I mean on operating margins for the quarter, we were slightly above 26%, our guidance for the year is to be at 28% we are confident we will get there. I think you will see through the remainder of the year that we will see if power guidance topline growth netting out currency effects similar to what we are seeing this quarter and we will see sort of the operating expenses at a more constant absolute level than what we are seeing in Q1. So we are confident in our 28% for the year.
And then for 2020 our goal is 31% and we are confident as well in achieving that. That’s for pharma only, so that’s on our new basis excluding Elanco.
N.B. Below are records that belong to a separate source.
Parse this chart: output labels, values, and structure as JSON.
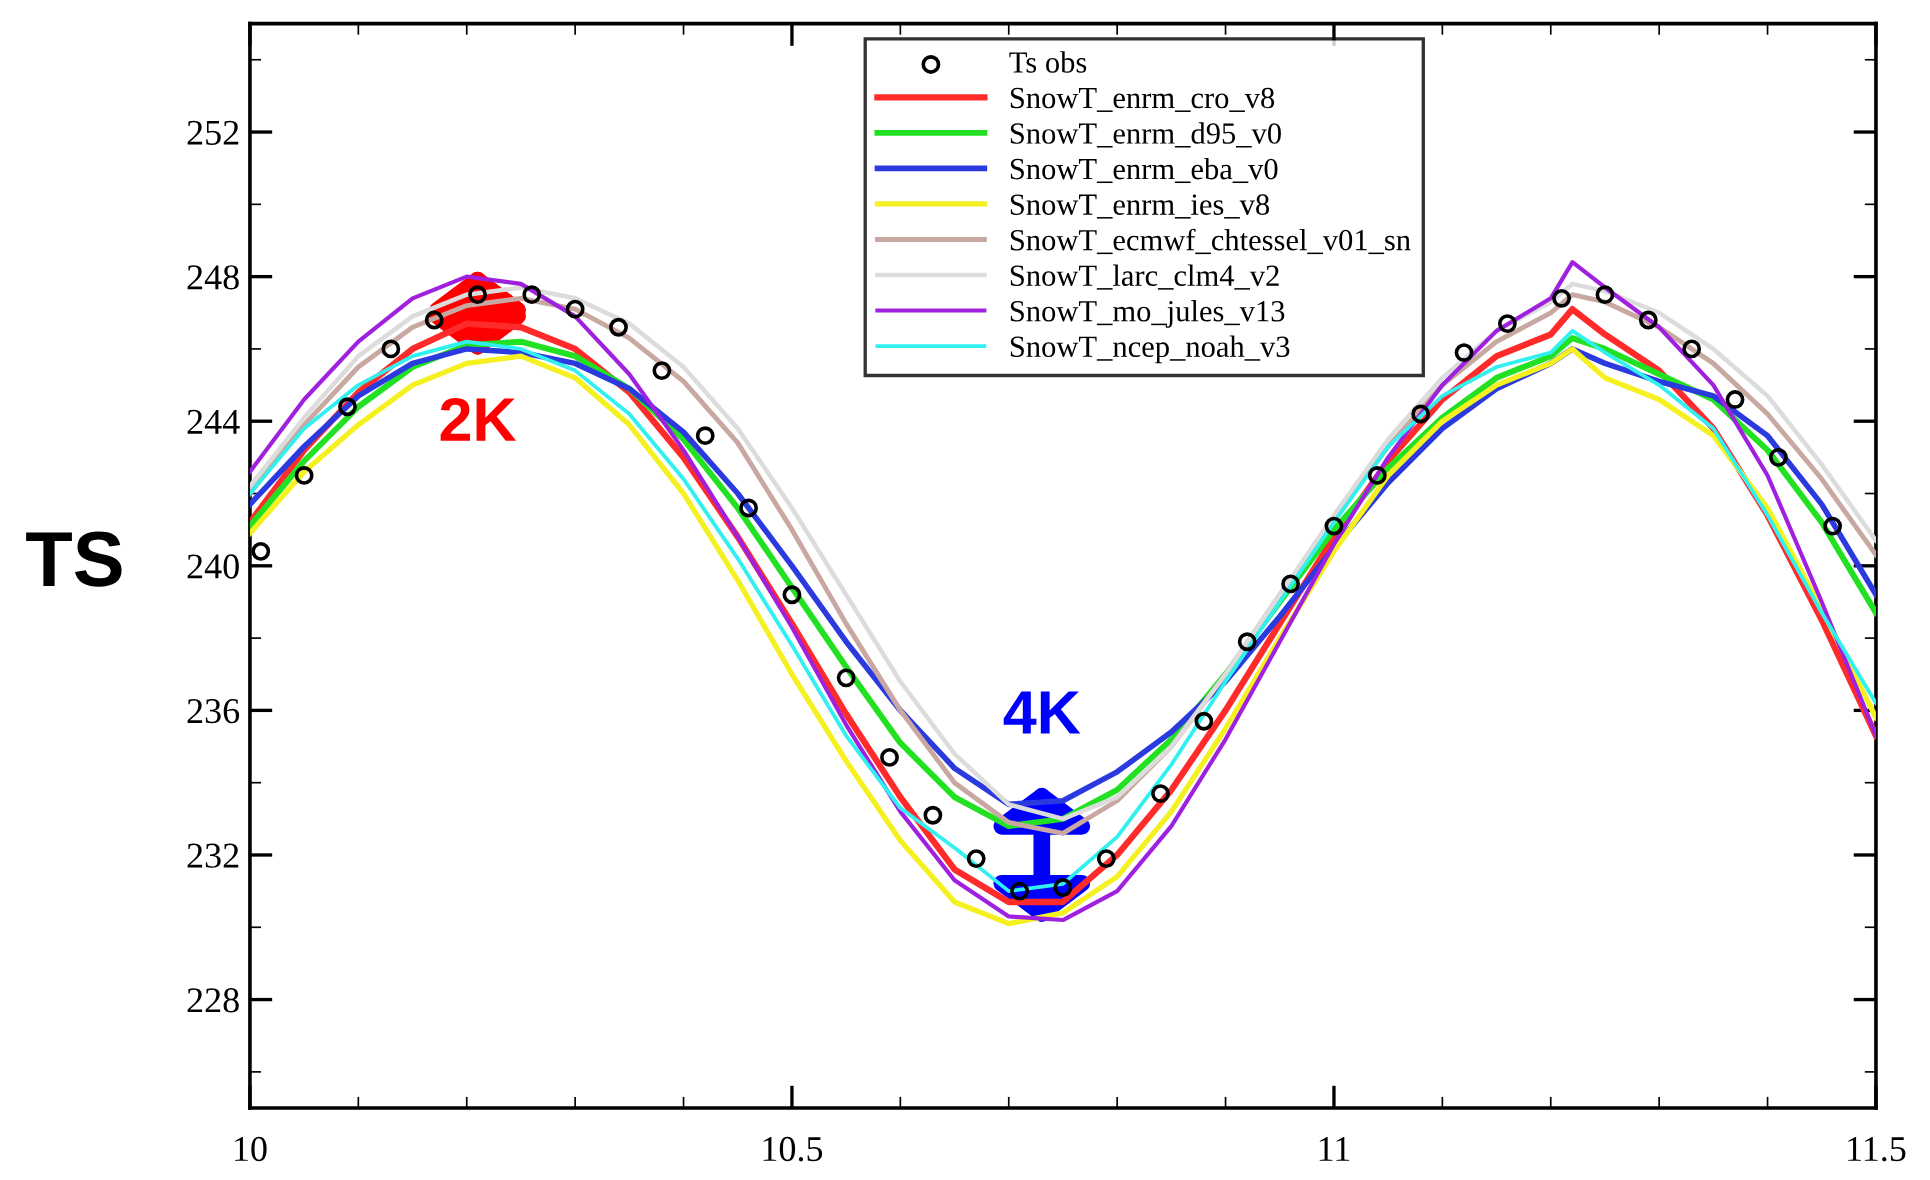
{
  "chart_data": {
    "type": "line",
    "ylabel": "TS",
    "x": [
      10.0,
      10.05,
      10.1,
      10.15,
      10.2,
      10.25,
      10.3,
      10.35,
      10.4,
      10.45,
      10.5,
      10.55,
      10.6,
      10.65,
      10.7,
      10.75,
      10.8,
      10.85,
      10.9,
      10.95,
      11.0,
      11.05,
      11.1,
      11.15,
      11.2,
      11.22,
      11.25,
      11.3,
      11.35,
      11.4,
      11.45,
      11.5
    ],
    "series": [
      {
        "name": "Ts obs",
        "type": "scatter",
        "marker": "circle",
        "color": "#000000",
        "x": [
          10.01,
          10.05,
          10.09,
          10.13,
          10.17,
          10.21,
          10.26,
          10.3,
          10.34,
          10.38,
          10.42,
          10.46,
          10.5,
          10.55,
          10.59,
          10.63,
          10.67,
          10.71,
          10.75,
          10.79,
          10.84,
          10.88,
          10.92,
          10.96,
          11.0,
          11.04,
          11.08,
          11.12,
          11.16,
          11.21,
          11.25,
          11.29,
          11.33,
          11.37,
          11.41,
          11.46
        ],
        "values": [
          240.4,
          242.5,
          244.4,
          246.0,
          246.8,
          247.5,
          247.5,
          247.1,
          246.6,
          245.4,
          243.6,
          241.6,
          239.2,
          236.9,
          234.7,
          233.1,
          231.9,
          231.0,
          231.1,
          231.9,
          233.7,
          235.7,
          237.9,
          239.5,
          241.1,
          242.5,
          244.2,
          245.9,
          246.7,
          247.4,
          247.5,
          246.8,
          246.0,
          244.6,
          243.0,
          241.1
        ]
      },
      {
        "name": "SnowT_enrm_cro_v8",
        "color": "#ff2a2a",
        "values": [
          241.2,
          243.2,
          244.8,
          246.0,
          246.7,
          246.6,
          246.0,
          244.8,
          243.0,
          240.8,
          238.4,
          235.9,
          233.6,
          231.6,
          230.7,
          230.7,
          232.0,
          233.8,
          236.0,
          238.4,
          240.8,
          242.9,
          244.6,
          245.8,
          246.4,
          247.1,
          246.4,
          245.4,
          243.8,
          241.4,
          238.5,
          235.3
        ]
      },
      {
        "name": "SnowT_enrm_d95_v0",
        "color": "#22e022",
        "values": [
          241.1,
          242.9,
          244.4,
          245.5,
          246.1,
          246.2,
          245.8,
          244.9,
          243.5,
          241.6,
          239.4,
          237.2,
          235.1,
          233.6,
          232.8,
          233.0,
          233.8,
          235.2,
          237.0,
          239.0,
          241.0,
          242.7,
          244.1,
          245.2,
          245.8,
          246.3,
          246.0,
          245.3,
          244.6,
          243.2,
          241.2,
          238.7
        ]
      },
      {
        "name": "SnowT_enrm_eba_v0",
        "color": "#2a3adf",
        "values": [
          241.7,
          243.3,
          244.7,
          245.6,
          246.0,
          245.9,
          245.6,
          244.9,
          243.7,
          242.0,
          240.0,
          237.9,
          236.0,
          234.4,
          233.4,
          233.5,
          234.3,
          235.4,
          236.8,
          238.6,
          240.5,
          242.3,
          243.8,
          244.9,
          245.6,
          246.0,
          245.6,
          245.1,
          244.7,
          243.6,
          241.7,
          239.2
        ]
      },
      {
        "name": "SnowT_enrm_ies_v8",
        "color": "#f5f020",
        "values": [
          240.9,
          242.6,
          243.9,
          245.0,
          245.6,
          245.8,
          245.2,
          243.9,
          242.0,
          239.6,
          237.0,
          234.6,
          232.4,
          230.7,
          230.1,
          230.4,
          231.4,
          233.2,
          235.5,
          238.0,
          240.4,
          242.5,
          244.0,
          245.0,
          245.6,
          246.0,
          245.2,
          244.6,
          243.6,
          241.6,
          238.8,
          235.8
        ]
      },
      {
        "name": "SnowT_ecmwf_chtessel_v01_sn",
        "color": "#c8a8a0",
        "values": [
          242.0,
          243.9,
          245.5,
          246.6,
          247.2,
          247.4,
          247.1,
          246.3,
          245.1,
          243.4,
          241.0,
          238.4,
          236.0,
          234.0,
          232.9,
          232.6,
          233.5,
          235.0,
          237.0,
          239.2,
          241.3,
          243.3,
          245.0,
          246.2,
          247.0,
          247.5,
          247.3,
          246.6,
          245.6,
          244.2,
          242.4,
          240.3
        ]
      },
      {
        "name": "SnowT_larc_clm4_v2",
        "color": "#dcdcdc",
        "values": [
          242.2,
          244.1,
          245.8,
          246.9,
          247.5,
          247.7,
          247.4,
          246.7,
          245.5,
          243.8,
          241.6,
          239.2,
          236.8,
          234.8,
          233.4,
          233.0,
          233.6,
          235.0,
          237.0,
          239.2,
          241.4,
          243.5,
          245.2,
          246.5,
          247.3,
          247.8,
          247.6,
          247.0,
          246.0,
          244.7,
          242.8,
          240.7
        ]
      },
      {
        "name": "SnowT_mo_jules_v13",
        "color": "#a020e0",
        "values": [
          242.6,
          244.6,
          246.2,
          247.4,
          248.0,
          247.8,
          246.9,
          245.3,
          243.2,
          240.8,
          238.3,
          235.6,
          233.2,
          231.3,
          230.3,
          230.2,
          231.0,
          232.8,
          235.2,
          237.9,
          240.6,
          243.0,
          245.0,
          246.5,
          247.4,
          248.4,
          247.7,
          246.6,
          245.0,
          242.5,
          239.0,
          235.3
        ]
      },
      {
        "name": "SnowT_ncep_noah_v3",
        "color": "#30f0f0",
        "values": [
          242.0,
          243.8,
          245.0,
          245.8,
          246.2,
          246.0,
          245.4,
          244.2,
          242.4,
          240.2,
          237.8,
          235.3,
          233.3,
          232.2,
          231.0,
          231.2,
          232.5,
          234.5,
          236.8,
          239.0,
          241.2,
          243.3,
          244.7,
          245.5,
          245.9,
          246.5,
          245.9,
          245.0,
          243.8,
          241.4,
          238.7,
          236.2
        ]
      }
    ],
    "annotations": [
      "2K",
      "4K"
    ],
    "xlim": [
      10,
      11.5
    ],
    "xticks": [
      10,
      10.5,
      11,
      11.5
    ],
    "ylim": [
      225,
      255
    ],
    "yticks": [
      228,
      232,
      236,
      240,
      244,
      248,
      252
    ],
    "grid": false,
    "legend": "top"
  }
}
We see good opportunity to get to the 31%. So we are no change there.
I think if you look past 2020, we would expect margin expansion to continue. We have a limited patent expirations in the first half of the next decade and we still have the new products that we are launching now will still be in their growth phase. So we definitely see margin expansion opportunities post 2020. But we haven’t given a specific goal.
Thanks, Josh. Next caller, please.
There are no further questions in queue at this time. Dave Ricks, please go ahead.
All right. Thank you. Thank you all for joining us and we appreciate your participation in today’s earnings call and your interest in the Eli Lilly and Company. We began 2018 with a lot of momentum and we made meaningful progress in our first quarter. Although, Q1 was a period of investment, we remain committed to our revenue and profitability goals for 2019 and 2020. We continue to advance our innovation-based strategy to progressing internally discovered medicines, augmented with external innovation. We completed two transformative transactions this quarter as well, with the full separation of Elanco and the addition of Loxo Oncology. With a robust pipeline and volume driven revenue growth Lilly continues to be a compelling investment. Thanks again for dialing in. Please follow up with our IR team if you have additional questions that were not addressed on today’s call. Have a great day.